Jakarta (ANTARA News) - Bangkok sebagai ibukota Thailand merupakan tempat bersejarah dalam penetapan Perhimpunan Bangsa Asia Tenggara (ASEAN) yang didirikan pada 1967.

Negeri yang terkenal akan keindahan kain sutranya ini memiliki luas area sebesar 513.254 kilometer persegi. Berdasarkan geografisnya, Thailand berbatasan dengan Laos di timur, Kamboja di timur laut, Myanmar di barat dan Malaysia di bagian selatan.

Pada 2011, tingkat pertumbuhan populasi di Thailand diestimasikan sebesar 0,566 persen.
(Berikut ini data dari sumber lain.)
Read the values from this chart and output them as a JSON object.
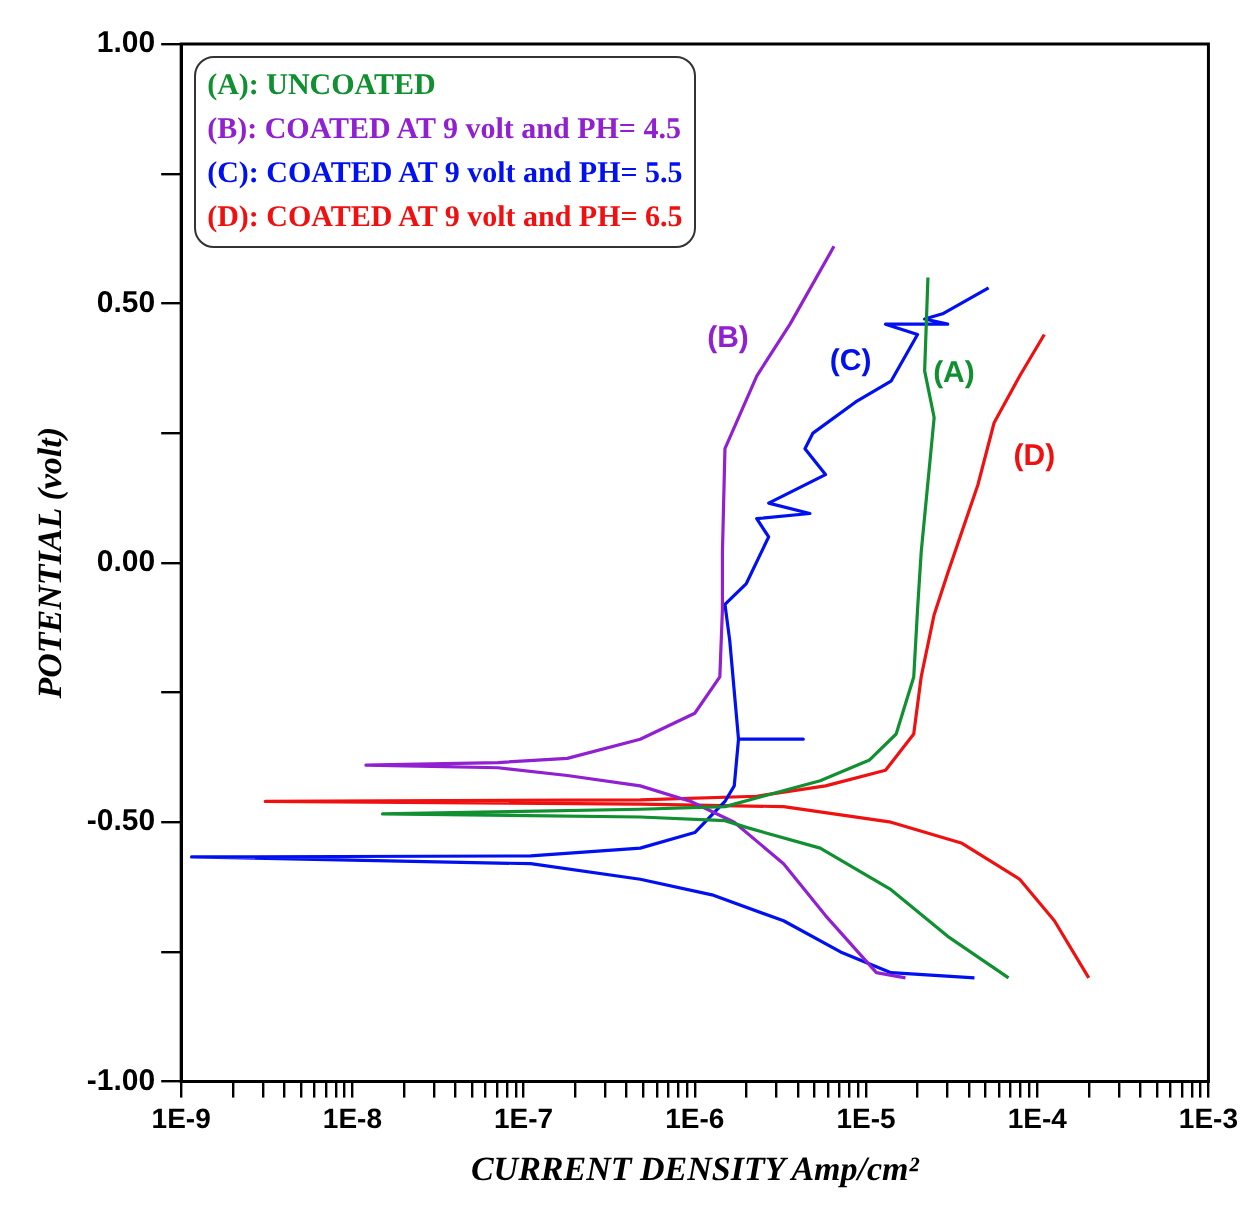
{
  "chart_data": {
    "type": "line",
    "xlabel": "CURRENT DENSITY Amp/cm²",
    "ylabel": "POTENTIAL (volt)",
    "log": "x",
    "grid": false,
    "legend": "top left",
    "marker": "none",
    "line_style": "solid",
    "xlim": [
      1e-09,
      0.001
    ],
    "ylim": [
      -1,
      1
    ],
    "xticks": [
      {
        "value": 1e-09,
        "label": "1E-9"
      },
      {
        "value": 2e-09,
        "label": null
      },
      {
        "value": 3e-09,
        "label": null
      },
      {
        "value": 4e-09,
        "label": null
      },
      {
        "value": 5e-09,
        "label": null
      },
      {
        "value": 6e-09,
        "label": null
      },
      {
        "value": 7e-09,
        "label": null
      },
      {
        "value": 8e-09,
        "label": null
      },
      {
        "value": 9e-09,
        "label": null
      },
      {
        "value": 1e-08,
        "label": "1E-8"
      },
      {
        "value": 2e-08,
        "label": null
      },
      {
        "value": 3e-08,
        "label": null
      },
      {
        "value": 4e-08,
        "label": null
      },
      {
        "value": 5e-08,
        "label": null
      },
      {
        "value": 6e-08,
        "label": null
      },
      {
        "value": 7e-08,
        "label": null
      },
      {
        "value": 8e-08,
        "label": null
      },
      {
        "value": 9e-08,
        "label": null
      },
      {
        "value": 1e-07,
        "label": "1E-7"
      },
      {
        "value": 2e-07,
        "label": null
      },
      {
        "value": 3e-07,
        "label": null
      },
      {
        "value": 4e-07,
        "label": null
      },
      {
        "value": 5e-07,
        "label": null
      },
      {
        "value": 6e-07,
        "label": null
      },
      {
        "value": 7e-07,
        "label": null
      },
      {
        "value": 8e-07,
        "label": null
      },
      {
        "value": 9e-07,
        "label": null
      },
      {
        "value": 1e-06,
        "label": "1E-6"
      },
      {
        "value": 2e-06,
        "label": null
      },
      {
        "value": 3e-06,
        "label": null
      },
      {
        "value": 4e-06,
        "label": null
      },
      {
        "value": 5e-06,
        "label": null
      },
      {
        "value": 6e-06,
        "label": null
      },
      {
        "value": 7e-06,
        "label": null
      },
      {
        "value": 8e-06,
        "label": null
      },
      {
        "value": 9e-06,
        "label": null
      },
      {
        "value": 1e-05,
        "label": "1E-5"
      },
      {
        "value": 2e-05,
        "label": null
      },
      {
        "value": 3e-05,
        "label": null
      },
      {
        "value": 4e-05,
        "label": null
      },
      {
        "value": 5e-05,
        "label": null
      },
      {
        "value": 6e-05,
        "label": null
      },
      {
        "value": 7e-05,
        "label": null
      },
      {
        "value": 8e-05,
        "label": null
      },
      {
        "value": 9e-05,
        "label": null
      },
      {
        "value": 0.0001,
        "label": "1E-4"
      },
      {
        "value": 0.0002,
        "label": null
      },
      {
        "value": 0.0003,
        "label": null
      },
      {
        "value": 0.0004,
        "label": null
      },
      {
        "value": 0.0005,
        "label": null
      },
      {
        "value": 0.0006,
        "label": null
      },
      {
        "value": 0.0007,
        "label": null
      },
      {
        "value": 0.0008,
        "label": null
      },
      {
        "value": 0.0009,
        "label": null
      },
      {
        "value": 0.001,
        "label": "1E-3"
      }
    ],
    "yticks": [
      {
        "value": -1,
        "label": "-1.00"
      },
      {
        "value": -0.75,
        "label": null
      },
      {
        "value": -0.5,
        "label": "-0.50"
      },
      {
        "value": -0.25,
        "label": null
      },
      {
        "value": 0,
        "label": "0.00"
      },
      {
        "value": 0.25,
        "label": null
      },
      {
        "value": 0.5,
        "label": "0.50"
      },
      {
        "value": 0.75,
        "label": null
      },
      {
        "value": 1,
        "label": "1.00"
      }
    ],
    "annotations": [
      "(A)",
      "(B)",
      "(C)",
      "(D)"
    ],
    "series": [
      {
        "name": "(A): UNCOATED",
        "color": "#109030",
        "x": [
          6.8e-05,
          3e-05,
          1.4e-05,
          5.4e-06,
          2e-06,
          1.5e-06,
          4.8e-07,
          1.5e-08,
          4.8e-07,
          1.5e-06,
          2.5e-06,
          5.4e-06,
          1.05e-05,
          1.5e-05,
          1.9e-05,
          2e-05,
          2.1e-05,
          2.5e-05,
          2.2e-05,
          2.3e-05
        ],
        "values": [
          -0.8,
          -0.72,
          -0.63,
          -0.55,
          -0.51,
          -0.497,
          -0.49,
          -0.484,
          -0.475,
          -0.47,
          -0.45,
          -0.42,
          -0.38,
          -0.33,
          -0.22,
          -0.09,
          0.02,
          0.28,
          0.37,
          0.55
        ]
      },
      {
        "name": "(B): COATED AT 9 volt and PH= 4.5",
        "color": "#9020d0",
        "x": [
          1.7e-05,
          1.15e-05,
          5.8e-06,
          3.3e-06,
          1.7e-06,
          9.5e-07,
          4.8e-07,
          1.8e-07,
          7.1e-08,
          1.2e-08,
          7.1e-08,
          1.8e-07,
          4.8e-07,
          1e-06,
          1.4e-06,
          1.45e-06,
          1.45e-06,
          1.5e-06,
          2.3e-06,
          3.6e-06,
          6.5e-06
        ],
        "values": [
          -0.8,
          -0.79,
          -0.68,
          -0.58,
          -0.5,
          -0.46,
          -0.43,
          -0.41,
          -0.395,
          -0.39,
          -0.385,
          -0.377,
          -0.34,
          -0.29,
          -0.22,
          -0.09,
          0.02,
          0.22,
          0.36,
          0.46,
          0.61
        ]
      },
      {
        "name": "(C): COATED AT 9 volt and PH= 5.5",
        "color": "#0010f0",
        "x": [
          4.3e-05,
          1.4e-05,
          7.1e-06,
          3.3e-06,
          1.26e-06,
          4.8e-07,
          1.1e-07,
          1.15e-09,
          1.1e-07,
          4.8e-07,
          1e-06,
          1.5e-06,
          1.7e-06,
          1.8e-06,
          4.3e-06,
          1.8e-06,
          1.6e-06,
          1.5e-06,
          2e-06,
          2.7e-06,
          2.3e-06,
          4.7e-06,
          2.7e-06,
          5.8e-06,
          4.4e-06,
          4.9e-06,
          8.7e-06,
          1.4e-05,
          2e-05,
          1.3e-05,
          3e-05,
          2.2e-05,
          2.8e-05,
          5.2e-05
        ],
        "values": [
          -0.8,
          -0.79,
          -0.75,
          -0.69,
          -0.64,
          -0.61,
          -0.58,
          -0.567,
          -0.565,
          -0.55,
          -0.52,
          -0.46,
          -0.43,
          -0.34,
          -0.34,
          -0.34,
          -0.15,
          -0.08,
          -0.04,
          0.05,
          0.085,
          0.095,
          0.115,
          0.17,
          0.22,
          0.25,
          0.31,
          0.35,
          0.44,
          0.46,
          0.46,
          0.47,
          0.48,
          0.53
        ]
      },
      {
        "name": "(D): COATED AT 9 volt and PH= 6.5",
        "color": "#f01010",
        "x": [
          0.0002,
          0.000126,
          7.9e-05,
          3.6e-05,
          1.4e-05,
          3.3e-06,
          4.8e-07,
          3.1e-09,
          4.8e-07,
          2.3e-06,
          5.8e-06,
          1.3e-05,
          1.9e-05,
          2.1e-05,
          2.5e-05,
          3e-05,
          4.5e-05,
          5.6e-05,
          7.9e-05,
          0.00011
        ],
        "values": [
          -0.8,
          -0.69,
          -0.61,
          -0.54,
          -0.5,
          -0.47,
          -0.465,
          -0.46,
          -0.457,
          -0.45,
          -0.43,
          -0.4,
          -0.33,
          -0.22,
          -0.1,
          -0.02,
          0.15,
          0.27,
          0.36,
          0.44
        ]
      }
    ]
  }
}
Penduduknya yang juga diperkirakan meningkat dari 64.763.000 jiwa menjadi 66.720.153 jiwa, di mana Bangkok tercatat sebagai kota di Thailand dengan populasi tertinggi.

Negeri yang berbentuk monarki konstitusional ini dipimpin oleh Raja Bhumibol Adulyadej selaku Kepala Negara, sedangkan Kasit Piromya yang menjabat sebagai Menteri Luar Negeri merupakan Kepala Pemerintahan di Negeri Gajah Putih itu.

Ditinjau dari segi ekonomi, Thailand memiliki sumber daya alam yang beraneka ragam, di antaranya adalah timah, karet, gas alam, kayu, gypsum, lignite, ikan, fluorite, dan tanah yang subur.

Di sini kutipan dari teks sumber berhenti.